Die Erstellung einer eigenen kommunalen Digitalisierungsstrategie wird heute von immer mehr Kommunen überlegt. Und das völlig zu Recht. Der digitale Wandel verändert mit zunehmender Geschwindigkeit die Herausforderungen, vor denen Städte und Gemeinden stehen. Sie eröffnet Chancen, die eigenen Standortfaktoren zu entwickeln und attraktiver im Wettbewerb um Fachkräfte und Unternehmen zu werden. Die Digitalisierung greift dabei nicht nur einzelne Faktoren des Zusammenlebens auf, sie stellt fast alle bisher gültigen Konstanten in Frage. Verwaltung, Bürgerinnen und Bürger, Wirtschaft, Wissenschaft, Gesundheits- und Bildungswesen – überall greifen neue Prozesse und neue technische Möglichkeiten. Damit eine Kommune hier ihren eigenen Weg findet und die für sich besten Lösungen entwickeln kann, ist eine kommunale Digitalisierungsstrategie unerlässlich.
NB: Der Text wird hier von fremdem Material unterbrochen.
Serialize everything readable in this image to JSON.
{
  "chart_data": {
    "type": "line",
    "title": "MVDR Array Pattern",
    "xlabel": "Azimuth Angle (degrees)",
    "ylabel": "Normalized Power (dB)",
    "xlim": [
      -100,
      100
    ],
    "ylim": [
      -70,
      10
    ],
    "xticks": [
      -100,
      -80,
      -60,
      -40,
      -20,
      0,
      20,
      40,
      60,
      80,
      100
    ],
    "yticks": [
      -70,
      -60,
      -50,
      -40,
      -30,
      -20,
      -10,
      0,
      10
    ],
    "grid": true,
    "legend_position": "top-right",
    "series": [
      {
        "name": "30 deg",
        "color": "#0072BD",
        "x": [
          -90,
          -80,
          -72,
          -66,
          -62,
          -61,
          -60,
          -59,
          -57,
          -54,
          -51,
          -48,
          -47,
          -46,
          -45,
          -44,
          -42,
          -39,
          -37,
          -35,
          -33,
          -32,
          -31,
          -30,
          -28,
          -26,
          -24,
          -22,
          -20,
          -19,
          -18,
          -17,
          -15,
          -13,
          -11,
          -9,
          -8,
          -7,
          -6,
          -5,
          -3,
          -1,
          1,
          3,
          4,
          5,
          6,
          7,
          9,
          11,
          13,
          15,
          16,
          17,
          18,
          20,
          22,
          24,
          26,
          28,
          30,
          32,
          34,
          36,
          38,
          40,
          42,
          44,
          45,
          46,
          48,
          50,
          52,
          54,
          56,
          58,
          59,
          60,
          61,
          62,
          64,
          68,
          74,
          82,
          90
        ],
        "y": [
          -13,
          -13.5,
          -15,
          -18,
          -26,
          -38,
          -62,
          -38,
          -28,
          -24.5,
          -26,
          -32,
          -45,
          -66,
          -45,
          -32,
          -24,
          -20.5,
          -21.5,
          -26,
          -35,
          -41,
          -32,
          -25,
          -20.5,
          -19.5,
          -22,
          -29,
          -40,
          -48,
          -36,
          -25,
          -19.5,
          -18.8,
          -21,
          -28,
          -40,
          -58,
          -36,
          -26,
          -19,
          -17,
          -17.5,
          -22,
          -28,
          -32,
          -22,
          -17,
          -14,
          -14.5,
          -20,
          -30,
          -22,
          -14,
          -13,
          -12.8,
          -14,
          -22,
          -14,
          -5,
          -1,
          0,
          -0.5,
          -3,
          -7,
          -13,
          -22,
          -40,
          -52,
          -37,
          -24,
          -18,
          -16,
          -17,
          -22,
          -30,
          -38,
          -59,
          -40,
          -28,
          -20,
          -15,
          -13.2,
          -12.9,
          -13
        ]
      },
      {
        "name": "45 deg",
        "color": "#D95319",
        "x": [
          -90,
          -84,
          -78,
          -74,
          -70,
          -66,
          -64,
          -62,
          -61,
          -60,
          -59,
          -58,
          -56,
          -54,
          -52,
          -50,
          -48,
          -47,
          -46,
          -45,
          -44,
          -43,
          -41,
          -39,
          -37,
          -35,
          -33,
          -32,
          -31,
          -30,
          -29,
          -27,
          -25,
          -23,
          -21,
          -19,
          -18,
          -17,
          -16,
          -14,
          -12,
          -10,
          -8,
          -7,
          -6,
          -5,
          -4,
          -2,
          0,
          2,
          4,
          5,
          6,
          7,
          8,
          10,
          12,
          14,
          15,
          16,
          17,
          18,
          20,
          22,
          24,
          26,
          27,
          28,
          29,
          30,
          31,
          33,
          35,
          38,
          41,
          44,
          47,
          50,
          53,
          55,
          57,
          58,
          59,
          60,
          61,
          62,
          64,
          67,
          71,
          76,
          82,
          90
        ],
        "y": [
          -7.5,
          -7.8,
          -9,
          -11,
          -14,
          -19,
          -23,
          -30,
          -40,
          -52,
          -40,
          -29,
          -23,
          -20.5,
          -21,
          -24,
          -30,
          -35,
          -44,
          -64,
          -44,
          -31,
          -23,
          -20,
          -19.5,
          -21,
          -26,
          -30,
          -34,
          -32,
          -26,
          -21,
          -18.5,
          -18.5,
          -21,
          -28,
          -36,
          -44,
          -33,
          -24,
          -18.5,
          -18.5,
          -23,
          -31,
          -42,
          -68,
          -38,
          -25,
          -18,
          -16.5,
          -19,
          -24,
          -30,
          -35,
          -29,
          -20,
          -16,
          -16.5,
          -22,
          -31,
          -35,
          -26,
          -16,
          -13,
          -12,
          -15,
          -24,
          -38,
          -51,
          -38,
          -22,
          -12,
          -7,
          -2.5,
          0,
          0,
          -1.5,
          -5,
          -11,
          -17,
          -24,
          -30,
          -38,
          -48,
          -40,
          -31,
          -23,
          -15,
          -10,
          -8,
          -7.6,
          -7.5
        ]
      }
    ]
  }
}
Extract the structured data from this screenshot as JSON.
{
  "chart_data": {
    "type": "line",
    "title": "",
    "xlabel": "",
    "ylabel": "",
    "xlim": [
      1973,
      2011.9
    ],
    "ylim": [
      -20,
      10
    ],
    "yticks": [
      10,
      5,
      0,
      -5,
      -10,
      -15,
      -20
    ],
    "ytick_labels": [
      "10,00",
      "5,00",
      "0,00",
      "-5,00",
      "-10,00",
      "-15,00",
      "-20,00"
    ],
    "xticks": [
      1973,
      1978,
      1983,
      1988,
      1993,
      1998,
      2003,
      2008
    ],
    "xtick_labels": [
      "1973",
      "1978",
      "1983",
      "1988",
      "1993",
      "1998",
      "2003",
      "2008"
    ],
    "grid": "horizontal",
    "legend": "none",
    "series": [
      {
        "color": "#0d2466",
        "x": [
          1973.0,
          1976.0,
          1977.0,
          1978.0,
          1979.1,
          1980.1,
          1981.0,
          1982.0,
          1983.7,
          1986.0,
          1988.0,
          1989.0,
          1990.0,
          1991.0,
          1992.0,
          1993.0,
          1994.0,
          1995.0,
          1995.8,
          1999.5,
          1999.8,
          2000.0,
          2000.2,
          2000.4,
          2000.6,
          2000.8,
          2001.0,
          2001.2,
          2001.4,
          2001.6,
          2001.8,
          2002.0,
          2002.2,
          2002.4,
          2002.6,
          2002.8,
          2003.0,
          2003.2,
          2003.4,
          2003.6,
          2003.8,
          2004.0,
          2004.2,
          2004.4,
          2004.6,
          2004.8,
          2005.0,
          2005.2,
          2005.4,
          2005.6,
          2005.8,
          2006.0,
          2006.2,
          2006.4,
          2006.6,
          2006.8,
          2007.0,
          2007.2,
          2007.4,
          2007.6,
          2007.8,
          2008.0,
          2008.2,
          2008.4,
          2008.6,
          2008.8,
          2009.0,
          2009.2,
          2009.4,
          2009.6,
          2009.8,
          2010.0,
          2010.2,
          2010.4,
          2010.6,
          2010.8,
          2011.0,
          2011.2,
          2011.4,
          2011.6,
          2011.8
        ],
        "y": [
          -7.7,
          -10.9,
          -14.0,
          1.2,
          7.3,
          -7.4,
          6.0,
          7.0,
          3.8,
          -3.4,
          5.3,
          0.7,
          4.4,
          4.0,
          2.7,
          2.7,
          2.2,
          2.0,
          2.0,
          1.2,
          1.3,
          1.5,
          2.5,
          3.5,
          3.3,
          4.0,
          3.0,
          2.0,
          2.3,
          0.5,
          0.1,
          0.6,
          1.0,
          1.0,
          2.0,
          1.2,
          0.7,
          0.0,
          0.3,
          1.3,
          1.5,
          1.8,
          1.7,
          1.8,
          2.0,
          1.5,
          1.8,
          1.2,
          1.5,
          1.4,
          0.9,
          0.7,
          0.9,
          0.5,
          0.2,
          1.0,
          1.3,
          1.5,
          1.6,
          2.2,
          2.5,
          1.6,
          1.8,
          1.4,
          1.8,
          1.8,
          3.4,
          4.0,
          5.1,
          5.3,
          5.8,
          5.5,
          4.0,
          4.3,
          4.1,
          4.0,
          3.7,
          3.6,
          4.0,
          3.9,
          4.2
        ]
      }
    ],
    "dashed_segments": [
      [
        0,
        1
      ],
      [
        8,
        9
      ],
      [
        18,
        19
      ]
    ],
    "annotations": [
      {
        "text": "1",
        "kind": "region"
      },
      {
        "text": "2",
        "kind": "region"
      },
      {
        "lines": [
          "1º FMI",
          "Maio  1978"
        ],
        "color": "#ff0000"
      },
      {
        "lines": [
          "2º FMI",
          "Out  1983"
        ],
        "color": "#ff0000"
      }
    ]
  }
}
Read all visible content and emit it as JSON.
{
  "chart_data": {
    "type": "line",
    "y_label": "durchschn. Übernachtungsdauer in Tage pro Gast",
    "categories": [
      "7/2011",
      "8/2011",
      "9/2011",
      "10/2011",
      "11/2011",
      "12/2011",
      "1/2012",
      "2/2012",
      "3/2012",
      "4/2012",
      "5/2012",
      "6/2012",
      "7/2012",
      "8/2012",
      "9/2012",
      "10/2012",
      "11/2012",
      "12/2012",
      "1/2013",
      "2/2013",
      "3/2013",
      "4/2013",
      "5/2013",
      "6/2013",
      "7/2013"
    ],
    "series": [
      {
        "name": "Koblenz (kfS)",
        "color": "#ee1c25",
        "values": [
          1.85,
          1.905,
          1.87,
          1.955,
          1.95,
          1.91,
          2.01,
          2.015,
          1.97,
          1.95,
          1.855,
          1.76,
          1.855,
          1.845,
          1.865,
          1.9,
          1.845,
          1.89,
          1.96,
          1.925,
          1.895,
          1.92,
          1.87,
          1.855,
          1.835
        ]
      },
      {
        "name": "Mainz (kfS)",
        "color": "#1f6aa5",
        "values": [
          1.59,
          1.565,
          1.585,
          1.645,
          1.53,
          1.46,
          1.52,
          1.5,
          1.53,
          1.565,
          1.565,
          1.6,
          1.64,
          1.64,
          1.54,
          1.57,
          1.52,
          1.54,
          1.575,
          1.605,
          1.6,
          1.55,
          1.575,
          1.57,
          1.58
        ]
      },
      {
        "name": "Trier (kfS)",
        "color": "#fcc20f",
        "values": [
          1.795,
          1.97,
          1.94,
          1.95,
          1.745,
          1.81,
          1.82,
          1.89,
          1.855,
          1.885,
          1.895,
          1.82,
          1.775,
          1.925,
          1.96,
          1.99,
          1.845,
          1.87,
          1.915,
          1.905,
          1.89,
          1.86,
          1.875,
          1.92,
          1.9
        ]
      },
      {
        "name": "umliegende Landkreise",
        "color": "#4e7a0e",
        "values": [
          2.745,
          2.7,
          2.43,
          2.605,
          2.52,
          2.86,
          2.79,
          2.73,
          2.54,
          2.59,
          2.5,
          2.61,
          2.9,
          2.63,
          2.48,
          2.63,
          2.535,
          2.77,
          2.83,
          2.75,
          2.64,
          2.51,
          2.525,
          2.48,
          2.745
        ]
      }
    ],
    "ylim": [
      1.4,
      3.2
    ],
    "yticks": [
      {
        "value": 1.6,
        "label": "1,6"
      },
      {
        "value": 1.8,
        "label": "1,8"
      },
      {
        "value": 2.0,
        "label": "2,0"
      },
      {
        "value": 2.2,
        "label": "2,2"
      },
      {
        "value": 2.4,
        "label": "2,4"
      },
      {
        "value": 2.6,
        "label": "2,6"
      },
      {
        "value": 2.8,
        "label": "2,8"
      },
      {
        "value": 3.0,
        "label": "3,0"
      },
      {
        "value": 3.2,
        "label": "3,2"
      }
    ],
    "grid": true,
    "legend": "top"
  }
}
Sie kann jeder Kommune – egal ob groß oder klein, Stadt oder Landkreis – den Weg in die digitale Zukunft weisen. Die folgende Übersicht und Hinweise sollen Sie in Ihrer Entscheidungsfindung für oder gegen eine kommunale Digitalisierungsstrategie stärken

Die digitale Zukunft hat die Kommunen längst erreicht: Kaum eine Bürgermeisterdienstbesprechung kommt ohne Gespräche zu diesem Thema aus, kaum eine Verwaltung hat nicht bereits Digitalisierungsvorhaben diskutiert oder bereits umgesetzt. Kein Rat schafft es durch die Legislatur, ohne eigene Vorstellungen zur kommunalen Digitalisierung vor Ort zu entwickelt. Die Digitalisierung ist überall, und doch meist auch nirgendwo. Mit einzelnen Digitalisierungsprojekten kann in Kommunen mit wenig Aufwand viel erreicht werden. Aber sobald Projekte größer und umfassender werden, treten sie in Konkurrenz zu anderen kommunalen Prozessen, die noch klassisch analog stattfinden. Schnell wird die Schwelle erreicht, an der eine Strategie nötig wird, um die beabsichtigten Veränderungen von verschiedenen Projekten zu berücksichtigen und die Vorhaben einem gemeinsamen Ziel zu verschreiben. Schnell wird auch die Schwelle erreicht, an der eine Verwaltung nicht mehr sinnvoll allein agieren kann. Denn die Digitalisierung kann nur dann Vorteile für eine Kommune bringen, wenn sie als das begriffen wird, was sie ist: eine Kooperationsverpflichtung für alle in der Kommune – Verwaltung, Politik, Bürgerinnen und Bürger ebenso wie Unternehmen oder Vereine. Allen zusammen ist es möglich, den besten Nutzen für sich zu identifizieren, die größten Potentiale auszuschöpfen und die Zukunft der eigenen Heimat immer im Blick zu behalten.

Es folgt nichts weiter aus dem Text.